It's Super Bowl Sunday. Time for people who aren't Steelers or Seahawks fans to consume beer, feast on cocktail shrimp and pizza, and lose $10 because they drew the 5-by-5 square in their office's Super Bowl score picks.
The guys watch the game. The girls watch the commercials for Matthew McCougnahey sightings. And Cleveland fans like myself prepare to lob things at the TV set when Ben Roethlisberger hooks up with Hines Ward for a Steeler touchdown.
It's like Christmas, except there's no presents and the alcohol is a lot cheaper (Out: Bailey's. In: PBR) In that spirit, here are some random Super Bowl thoughts as the hours wind down to kickoff:
It's good to be No. 12
The first thing you should notice when sizing up the Super Bowl matchup is the absence of a starting quarterback with jersey No. 12.
It's too bad for Messers Roethlisberger (No. 7) and Hasselbeck (No. 8). No. 12 is a cherished number in the annals of Super Bowl history. No other number has been on the jersey of the winning QB as often:
Bob Griese (twice)
Terry Bradshaw (four times)
Roger Staubach (twice)
Tom Brady (three times)
Every champion quarterback from Super Bowl VI through Super Bowl XIV wore No. 12. If you were wondering the track record of today's QB numbers, they've been on top, too. But the ledger favors Hasselbeck's No. 8 slightly.
John Elway (twice)
Troy Aikman (three times)
Stay away from the Ohio Turnpike this evening. It's not so much the lake effect snow we've been getting as the hordes of drunk Steeler fans who will be making a mass-exodus out of Detroit after the game. If you live in Toledo, I suggest staying as far away from I-75 as possible.
And for the six Seahawk fans who will be at the game tonight, yes there are places to get sushi and a cappuccino east of the Mississippi. Just not the same place.

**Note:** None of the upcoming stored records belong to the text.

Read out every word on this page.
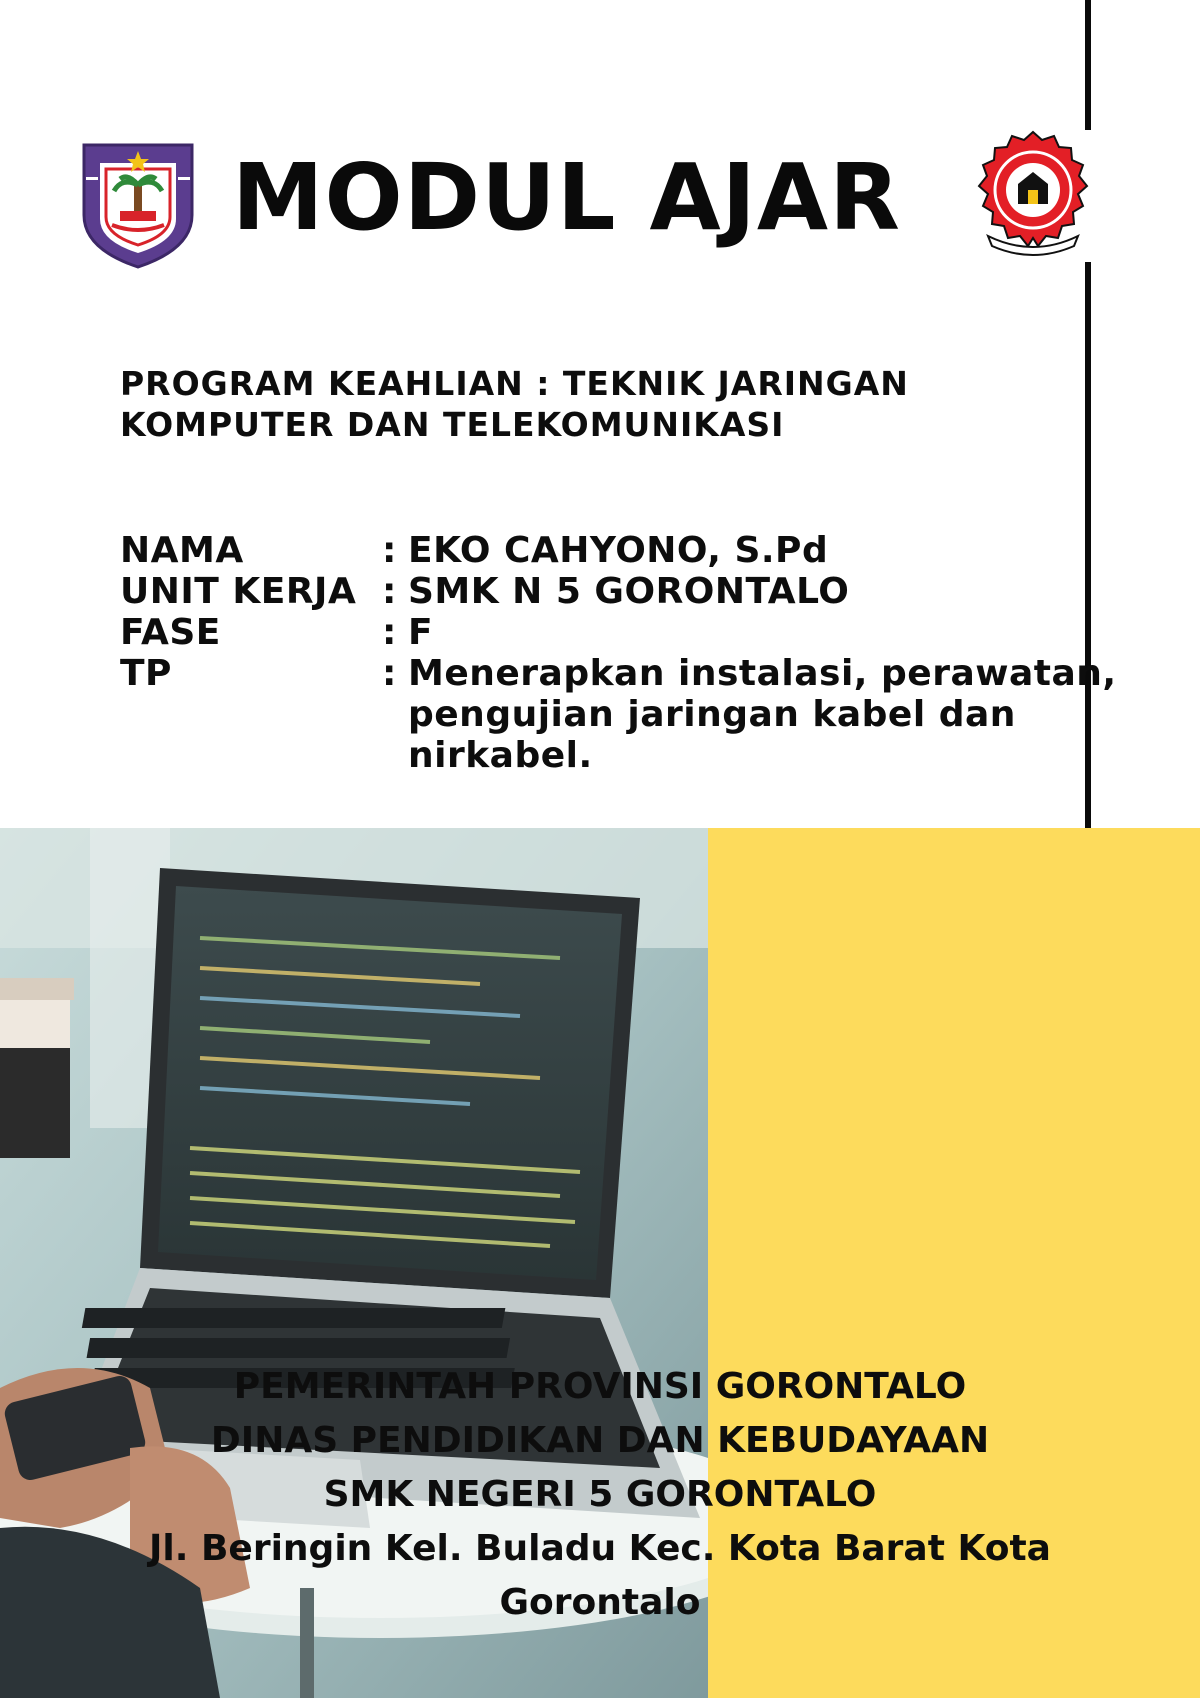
MODUL AJAR
PROGRAM KEAHLIAN : TEKNIK JARINGAN
KOMPUTER DAN TELEKOMUNIKASI
NAMA	: EKO CAHYONO, S.Pd
UNIT KERJA : SMK N 5 GORONTALO
FASE	: F
TP	: Menerapkan instalasi, perawatan, pengujian jaringan kabel dan nirkabel.
PEMERINTAH PROVINSI GORONTALO
DINAS PENDIDIKAN DAN KEBUDAYAAN
SMK NEGERI 5 GORONTALO
Jl. Beringin Kel. Buladu Kec. Kota Barat Kota
Gorontalo
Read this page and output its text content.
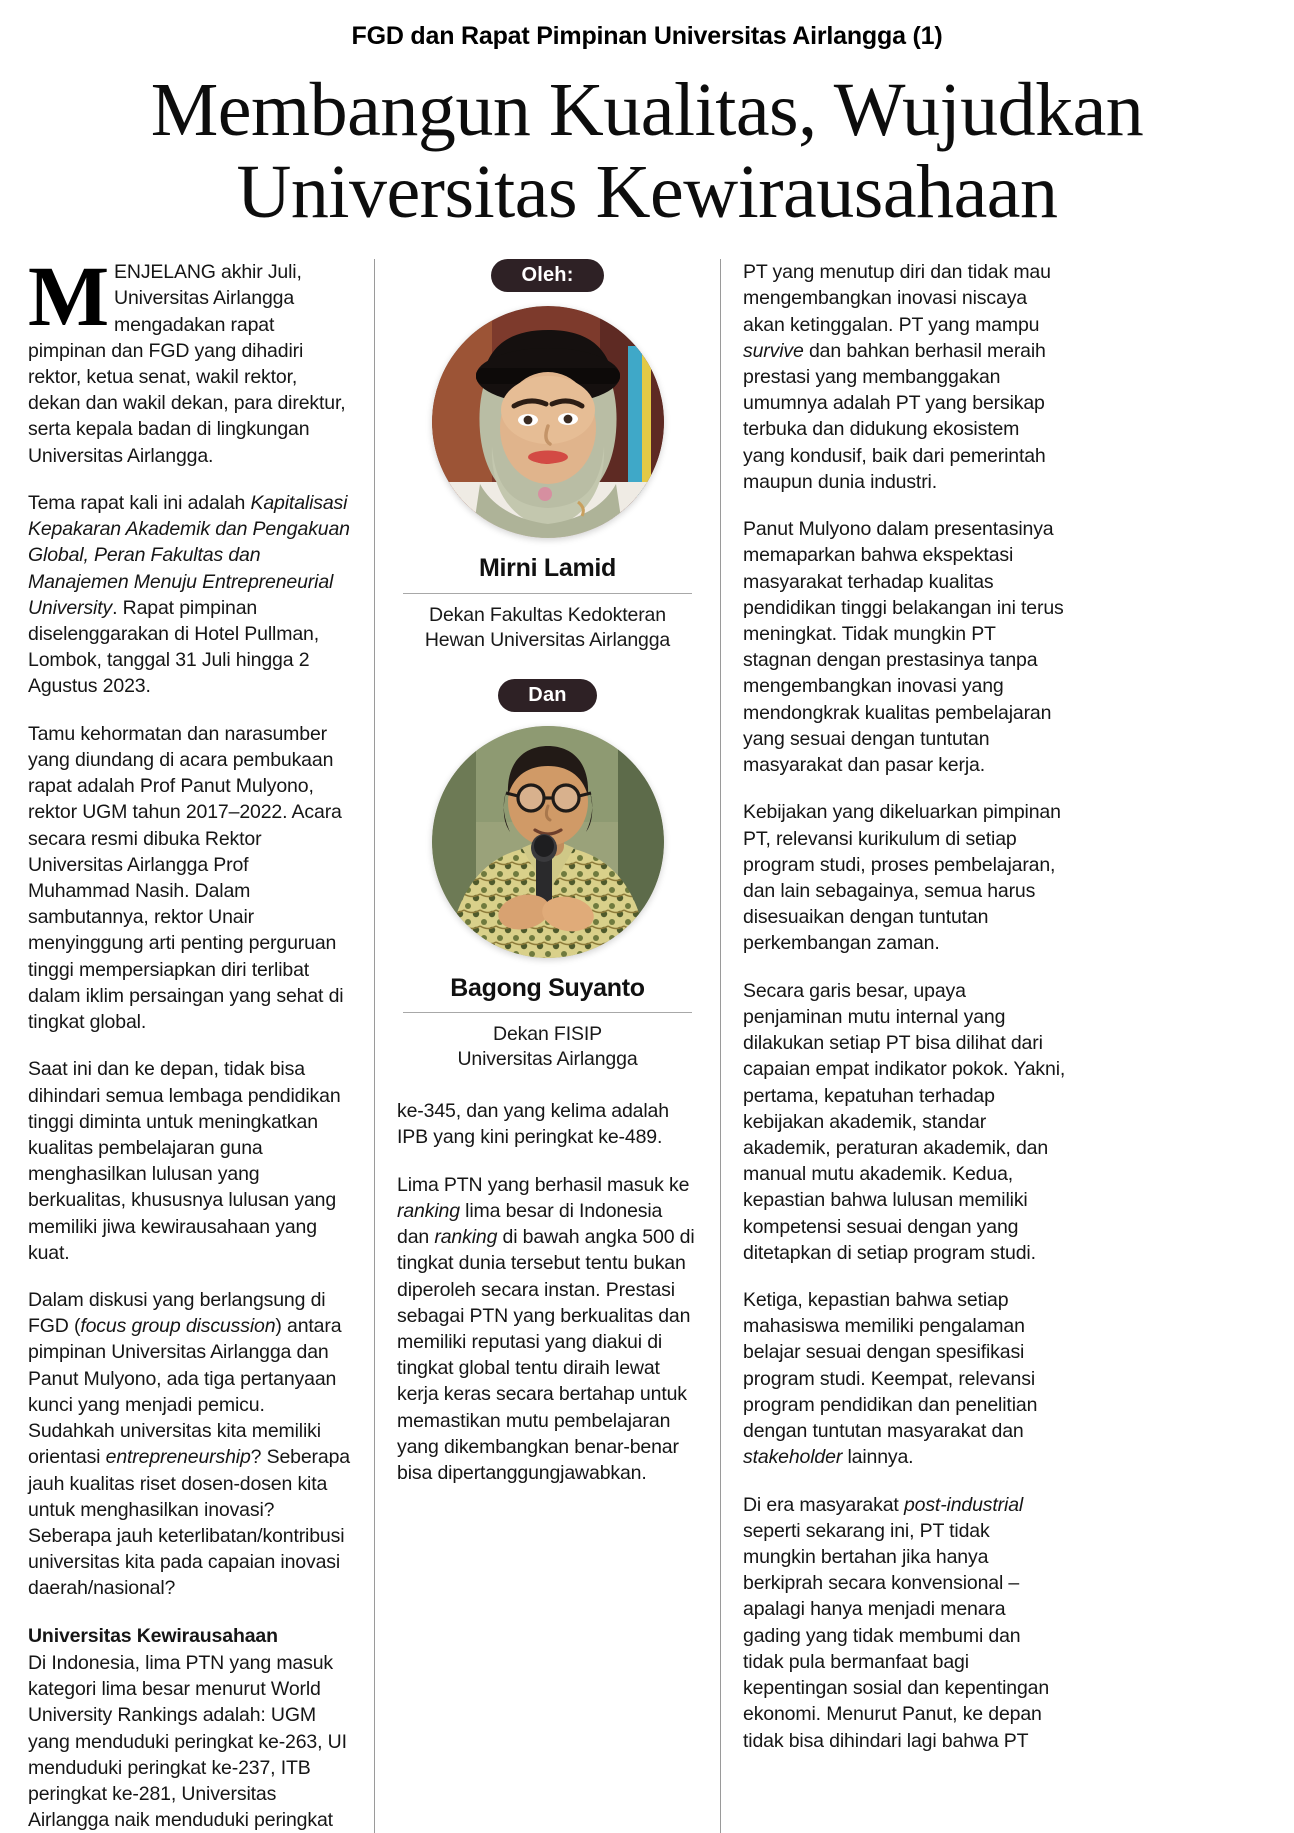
FGD dan Rapat Pimpinan Universitas Airlangga (1)
Membangun Kualitas, Wujudkan
Universitas Kewirausahaan

MENJELANG akhir Juli, Universitas Airlangga mengadakan rapat pimpinan dan FGD yang dihadiri rektor, ketua senat, wakil rektor, dekan dan wakil dekan, para direktur, serta kepala badan di lingkungan Universitas Airlangga.

Tema rapat kali ini adalah Kapitalisasi Kepakaran Akademik dan Pengakuan Global, Peran Fakultas dan Manajemen Menuju Entrepreneurial University. Rapat pimpinan diselenggarakan di Hotel Pullman, Lombok, tanggal 31 Juli hingga 2 Agustus 2023.

Tamu kehormatan dan narasumber yang diundang di acara pembukaan rapat adalah Prof Panut Mulyono, rektor UGM tahun 2017–2022. Acara secara resmi dibuka Rektor Universitas Airlangga Prof Muhammad Nasih. Dalam sambutannya, rektor Unair menyinggung arti penting perguruan tinggi mempersiapkan diri terlibat dalam iklim persaingan yang sehat di tingkat global.

Saat ini dan ke depan, tidak bisa dihindari semua lembaga pendidikan tinggi diminta untuk meningkatkan kualitas pembelajaran guna menghasilkan lulusan yang berkualitas, khususnya lulusan yang memiliki jiwa kewirausahaan yang kuat.

Dalam diskusi yang berlangsung di FGD (focus group discussion) antara pimpinan Universitas Airlangga dan Panut Mulyono, ada tiga pertanyaan kunci yang menjadi pemicu. Sudahkah universitas kita memiliki orientasi entrepreneurship? Seberapa jauh kualitas riset dosen-dosen kita untuk menghasilkan inovasi? Seberapa jauh keterlibatan/kontribusi universitas kita pada capaian inovasi daerah/nasional?

Universitas Kewirausahaan
Di Indonesia, lima PTN yang masuk kategori lima besar menurut World University Rankings adalah: UGM yang menduduki peringkat ke-263, UI menduduki peringkat ke-237, ITB peringkat ke-281, Universitas Airlangga naik menduduki peringkat

Oleh:
Mirni Lamid
Dekan Fakultas Kedokteran
Hewan Universitas Airlangga
Dan
Bagong Suyanto
Dekan FISIP
Universitas Airlangga

ke-345, dan yang kelima adalah IPB yang kini peringkat ke-489.

Lima PTN yang berhasil masuk ke ranking lima besar di Indonesia dan ranking di bawah angka 500 di tingkat dunia tersebut tentu bukan diperoleh secara instan. Prestasi sebagai PTN yang berkualitas dan memiliki reputasi yang diakui di tingkat global tentu diraih lewat kerja keras secara bertahap untuk memastikan mutu pembelajaran yang dikembangkan benar-benar bisa dipertanggungjawabkan.

PT yang menutup diri dan tidak mau mengembangkan inovasi niscaya akan ketinggalan. PT yang mampu survive dan bahkan berhasil meraih prestasi yang membanggakan umumnya adalah PT yang bersikap terbuka dan didukung ekosistem yang kondusif, baik dari pemerintah maupun dunia industri.

Panut Mulyono dalam presentasinya memaparkan bahwa ekspektasi masyarakat terhadap kualitas pendidikan tinggi belakangan ini terus meningkat. Tidak mungkin PT stagnan dengan prestasinya tanpa mengembangkan inovasi yang mendongkrak kualitas pembelajaran yang sesuai dengan tuntutan masyarakat dan pasar kerja.

Kebijakan yang dikeluarkan pimpinan PT, relevansi kurikulum di setiap program studi, proses pembelajaran, dan lain sebagainya, semua harus disesuaikan dengan tuntutan perkembangan zaman.

Secara garis besar, upaya penjaminan mutu internal yang dilakukan setiap PT bisa dilihat dari capaian empat indikator pokok. Yakni, pertama, kepatuhan terhadap kebijakan akademik, standar akademik, peraturan akademik, dan manual mutu akademik. Kedua, kepastian bahwa lulusan memiliki kompetensi sesuai dengan yang ditetapkan di setiap program studi.

Ketiga, kepastian bahwa setiap mahasiswa memiliki pengalaman belajar sesuai dengan spesifikasi program studi. Keempat, relevansi program pendidikan dan penelitian dengan tuntutan masyarakat dan stakeholder lainnya.

Di era masyarakat post-industrial seperti sekarang ini, PT tidak mungkin bertahan jika hanya berkiprah secara konvensional –apalagi hanya menjadi menara gading yang tidak membumi dan tidak pula bermanfaat bagi kepentingan sosial dan kepentingan ekonomi. Menurut Panut, ke depan tidak bisa dihindari lagi bahwa PT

Sorry, that was a cheap shot at Seattle. I don't doubt you are devoted to your team, and I know all of you aren't millionaire dot-com executives who wear Dockers 365 days a year. But if you take a tour of downtown Detroit, that thing that looks like a burned-out building isn't modern art. Don't tell that slovenly-looking guy in a trench coat that you love his work.
Actor Haley Joel Osment hasn't been wrong in six years of Super Bowl predictions. He predicts a 31-21 win for Pittsburgh.
If the prognostication of a teen actor isn't enough, Jamie Foxx, Jack Nicklaus, John Kerry, Condoleezza Rice, LeBron James, Placido Domingo, Shaquille O'Neal and Bill O'Reilly also pick the Steelers.
Seattle-area resident Bill Gates understandably picks the Seahawks. And he's rich enough to own everybody listed above. Checkmate.
As for my own prediction, I'm taking Sultan's Harlot in the fifth at Pimlico.
Finally, I have to hand it to fellow BGSU blogmeister Matt Sussman, who predicted a Seattle win today based on the the Scrabble word value of Hasselbeck's name against that of Roethlisberger. His unique take on Super Bowl predictions got him noticed by columnists for the Seattle Times and Los Angeles Times, his name getting published in the latter.
It's a quirky but marketable idea. Sussman's own, personal "jump to conclusions" mat.